Adam, a project team leader we’ve known for years, is so concerned with being clear about the decision style his Six Sigma team will be using for different issues that he makes a chart. This allows the team to see which decisions he intends to make himself, which will be delegated, which will be consultative and who will be consulted, and which need to be made by the group. He uses the Checklist: Selecting a Decision-Making Approach with the group and records each team member’s preferences for the approach to a particular decision item.
Adam started this practice after a number of difficult project meetings in which nothing seemed to be getting done. Finally, his team decided to enlighten him on why things were getting stalled, and told him that he wasn’t listening to them. Adam was flabbergasted. He had always prided himself on listening carefully to the evidence presented before making a decision.
The problem was, Adam was making consultative decisions (listening to each argument, then making the decision himself) while his team thought they were making consensus decisions. (Please see Notes: Making Project Team Decisions Through Consensus.) As a result, the team was confused about what had been decided vs. what was still under discussion, and they began to get annoyed about what appeared to be Adam’s high-handed attitude.

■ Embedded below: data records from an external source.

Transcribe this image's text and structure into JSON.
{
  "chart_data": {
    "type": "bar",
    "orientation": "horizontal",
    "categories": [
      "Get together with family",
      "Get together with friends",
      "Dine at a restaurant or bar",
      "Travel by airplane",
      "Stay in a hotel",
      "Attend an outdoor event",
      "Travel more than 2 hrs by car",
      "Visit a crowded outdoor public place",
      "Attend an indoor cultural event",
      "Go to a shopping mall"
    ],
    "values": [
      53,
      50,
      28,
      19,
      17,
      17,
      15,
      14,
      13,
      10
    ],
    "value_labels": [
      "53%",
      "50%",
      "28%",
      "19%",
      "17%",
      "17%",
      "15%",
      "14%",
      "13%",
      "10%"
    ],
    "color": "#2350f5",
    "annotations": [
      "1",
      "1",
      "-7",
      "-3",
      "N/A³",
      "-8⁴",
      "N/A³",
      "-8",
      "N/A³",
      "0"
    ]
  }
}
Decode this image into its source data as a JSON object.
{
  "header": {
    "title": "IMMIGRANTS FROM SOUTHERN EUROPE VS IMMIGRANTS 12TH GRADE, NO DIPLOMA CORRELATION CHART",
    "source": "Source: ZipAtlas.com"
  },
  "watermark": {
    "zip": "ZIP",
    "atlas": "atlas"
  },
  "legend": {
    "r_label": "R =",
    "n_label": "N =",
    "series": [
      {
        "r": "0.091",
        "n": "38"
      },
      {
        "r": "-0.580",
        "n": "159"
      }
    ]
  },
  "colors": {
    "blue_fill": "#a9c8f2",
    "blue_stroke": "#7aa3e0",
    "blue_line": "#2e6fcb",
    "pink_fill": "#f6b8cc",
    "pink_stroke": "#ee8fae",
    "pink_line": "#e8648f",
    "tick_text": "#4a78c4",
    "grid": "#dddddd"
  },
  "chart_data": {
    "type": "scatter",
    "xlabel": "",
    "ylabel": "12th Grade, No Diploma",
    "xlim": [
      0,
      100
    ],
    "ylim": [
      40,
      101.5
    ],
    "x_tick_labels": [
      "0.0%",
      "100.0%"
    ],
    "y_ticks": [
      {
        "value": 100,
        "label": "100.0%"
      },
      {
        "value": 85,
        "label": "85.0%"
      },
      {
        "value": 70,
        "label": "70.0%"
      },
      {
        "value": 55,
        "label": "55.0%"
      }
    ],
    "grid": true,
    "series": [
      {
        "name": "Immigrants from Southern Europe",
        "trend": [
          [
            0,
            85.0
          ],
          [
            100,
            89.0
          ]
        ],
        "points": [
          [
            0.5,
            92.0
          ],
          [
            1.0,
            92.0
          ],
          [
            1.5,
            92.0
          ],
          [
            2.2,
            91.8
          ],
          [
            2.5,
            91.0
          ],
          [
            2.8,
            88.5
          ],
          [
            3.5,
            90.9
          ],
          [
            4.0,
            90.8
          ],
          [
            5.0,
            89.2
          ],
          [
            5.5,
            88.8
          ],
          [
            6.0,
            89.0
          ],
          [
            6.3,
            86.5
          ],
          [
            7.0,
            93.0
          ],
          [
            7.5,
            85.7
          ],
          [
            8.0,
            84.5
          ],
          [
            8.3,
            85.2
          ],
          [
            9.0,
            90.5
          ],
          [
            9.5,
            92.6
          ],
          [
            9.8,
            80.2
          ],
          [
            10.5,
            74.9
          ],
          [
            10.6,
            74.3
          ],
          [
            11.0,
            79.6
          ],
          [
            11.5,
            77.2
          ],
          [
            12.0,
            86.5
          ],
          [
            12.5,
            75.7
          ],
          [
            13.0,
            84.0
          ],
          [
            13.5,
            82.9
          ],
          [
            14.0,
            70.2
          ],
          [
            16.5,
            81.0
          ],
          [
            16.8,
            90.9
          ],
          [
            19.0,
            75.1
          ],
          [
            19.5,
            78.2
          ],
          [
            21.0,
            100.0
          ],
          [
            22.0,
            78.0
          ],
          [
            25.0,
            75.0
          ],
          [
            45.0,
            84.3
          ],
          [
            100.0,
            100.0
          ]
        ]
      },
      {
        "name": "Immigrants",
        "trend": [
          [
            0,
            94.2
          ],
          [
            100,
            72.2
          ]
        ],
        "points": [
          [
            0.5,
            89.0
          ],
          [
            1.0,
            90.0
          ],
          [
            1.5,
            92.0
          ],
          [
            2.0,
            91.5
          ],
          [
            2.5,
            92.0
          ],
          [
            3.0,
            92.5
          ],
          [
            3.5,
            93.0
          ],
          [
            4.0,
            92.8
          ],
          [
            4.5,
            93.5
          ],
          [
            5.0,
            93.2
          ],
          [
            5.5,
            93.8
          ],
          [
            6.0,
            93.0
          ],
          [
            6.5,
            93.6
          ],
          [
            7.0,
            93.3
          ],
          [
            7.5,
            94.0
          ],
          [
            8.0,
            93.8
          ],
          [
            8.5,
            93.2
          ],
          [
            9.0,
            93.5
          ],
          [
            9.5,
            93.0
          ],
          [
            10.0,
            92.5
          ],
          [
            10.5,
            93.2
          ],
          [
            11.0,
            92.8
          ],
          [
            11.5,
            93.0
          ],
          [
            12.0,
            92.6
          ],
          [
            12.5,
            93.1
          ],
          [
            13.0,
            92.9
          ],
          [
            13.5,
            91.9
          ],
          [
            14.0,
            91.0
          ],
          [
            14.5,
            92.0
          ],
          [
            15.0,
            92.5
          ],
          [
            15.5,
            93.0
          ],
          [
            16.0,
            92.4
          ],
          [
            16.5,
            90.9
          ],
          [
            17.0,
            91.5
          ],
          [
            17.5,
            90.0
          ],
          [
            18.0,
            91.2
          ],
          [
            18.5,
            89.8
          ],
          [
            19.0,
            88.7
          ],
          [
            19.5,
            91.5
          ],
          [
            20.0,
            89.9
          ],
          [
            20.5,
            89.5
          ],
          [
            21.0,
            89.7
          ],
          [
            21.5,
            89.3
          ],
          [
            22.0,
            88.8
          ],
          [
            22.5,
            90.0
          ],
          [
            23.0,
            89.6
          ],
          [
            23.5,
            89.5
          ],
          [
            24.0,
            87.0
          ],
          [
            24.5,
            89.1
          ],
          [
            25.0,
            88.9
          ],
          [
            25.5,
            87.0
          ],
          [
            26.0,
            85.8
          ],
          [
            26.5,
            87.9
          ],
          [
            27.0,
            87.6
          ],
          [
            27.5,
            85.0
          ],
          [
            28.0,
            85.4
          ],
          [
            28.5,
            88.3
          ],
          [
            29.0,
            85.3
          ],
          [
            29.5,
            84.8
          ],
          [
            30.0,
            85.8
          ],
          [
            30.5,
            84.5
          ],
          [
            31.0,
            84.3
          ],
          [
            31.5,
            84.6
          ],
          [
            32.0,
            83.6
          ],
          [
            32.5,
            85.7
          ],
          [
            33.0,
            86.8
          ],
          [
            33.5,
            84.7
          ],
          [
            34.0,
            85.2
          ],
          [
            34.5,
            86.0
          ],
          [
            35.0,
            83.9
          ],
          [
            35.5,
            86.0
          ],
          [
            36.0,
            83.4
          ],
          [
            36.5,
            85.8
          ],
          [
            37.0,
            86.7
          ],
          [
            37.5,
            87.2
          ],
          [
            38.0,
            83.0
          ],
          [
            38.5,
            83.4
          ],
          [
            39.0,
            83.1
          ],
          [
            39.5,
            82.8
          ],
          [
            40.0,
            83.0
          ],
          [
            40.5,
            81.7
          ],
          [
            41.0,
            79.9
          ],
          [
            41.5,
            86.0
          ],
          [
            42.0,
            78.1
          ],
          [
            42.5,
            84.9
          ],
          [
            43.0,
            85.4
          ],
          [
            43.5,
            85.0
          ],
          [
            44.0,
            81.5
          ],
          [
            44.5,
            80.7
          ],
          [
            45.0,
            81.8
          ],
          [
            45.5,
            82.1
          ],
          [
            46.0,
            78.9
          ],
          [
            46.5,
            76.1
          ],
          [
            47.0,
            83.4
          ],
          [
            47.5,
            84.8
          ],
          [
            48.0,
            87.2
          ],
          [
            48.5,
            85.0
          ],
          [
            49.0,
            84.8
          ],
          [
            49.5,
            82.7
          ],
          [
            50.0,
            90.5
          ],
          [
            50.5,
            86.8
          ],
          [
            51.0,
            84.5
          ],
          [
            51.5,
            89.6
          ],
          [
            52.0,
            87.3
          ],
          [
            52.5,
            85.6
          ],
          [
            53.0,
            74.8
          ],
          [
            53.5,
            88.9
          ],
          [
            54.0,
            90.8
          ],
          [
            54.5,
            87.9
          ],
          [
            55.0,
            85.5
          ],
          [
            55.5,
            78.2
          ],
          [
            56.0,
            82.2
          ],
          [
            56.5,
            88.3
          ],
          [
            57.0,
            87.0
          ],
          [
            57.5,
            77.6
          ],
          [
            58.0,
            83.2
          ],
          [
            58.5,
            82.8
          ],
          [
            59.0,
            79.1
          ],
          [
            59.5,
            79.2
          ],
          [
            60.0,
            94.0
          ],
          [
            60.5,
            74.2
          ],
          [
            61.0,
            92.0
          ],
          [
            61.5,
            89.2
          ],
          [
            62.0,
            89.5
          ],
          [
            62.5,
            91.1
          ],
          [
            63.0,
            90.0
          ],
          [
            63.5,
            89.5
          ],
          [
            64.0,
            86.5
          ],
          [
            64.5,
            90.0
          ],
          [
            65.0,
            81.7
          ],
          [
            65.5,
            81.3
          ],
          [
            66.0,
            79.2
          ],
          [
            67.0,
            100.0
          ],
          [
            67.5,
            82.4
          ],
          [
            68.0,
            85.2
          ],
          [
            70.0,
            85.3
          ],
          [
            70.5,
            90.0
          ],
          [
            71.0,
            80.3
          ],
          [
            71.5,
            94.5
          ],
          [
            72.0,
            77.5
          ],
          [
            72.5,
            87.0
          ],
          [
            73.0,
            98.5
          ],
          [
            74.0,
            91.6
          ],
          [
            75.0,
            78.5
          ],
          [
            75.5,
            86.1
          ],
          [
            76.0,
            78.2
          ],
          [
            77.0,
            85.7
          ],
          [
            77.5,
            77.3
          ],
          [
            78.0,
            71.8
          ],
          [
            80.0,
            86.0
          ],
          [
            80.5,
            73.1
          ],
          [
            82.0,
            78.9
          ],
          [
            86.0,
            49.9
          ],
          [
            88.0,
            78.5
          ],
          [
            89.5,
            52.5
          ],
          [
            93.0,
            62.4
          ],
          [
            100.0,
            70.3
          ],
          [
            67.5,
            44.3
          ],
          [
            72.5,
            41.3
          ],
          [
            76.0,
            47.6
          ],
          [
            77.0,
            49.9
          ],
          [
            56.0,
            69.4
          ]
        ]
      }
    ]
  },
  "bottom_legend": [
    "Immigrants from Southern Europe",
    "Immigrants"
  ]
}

After giving Adam feedback on his decision-making approach, the team went through the checklists for some of their pending and recent decisions. As it turned out, a consultative style was perfectly appropriate for most of the decisions Adam was making, and the team was happy to operate that way once the decision-making strategy was clear. Adam’s approach allowed the team to spend less time on less critical decisions, and reinforced the importance of allowing lots of time for those decisions for which a true consensus was needed.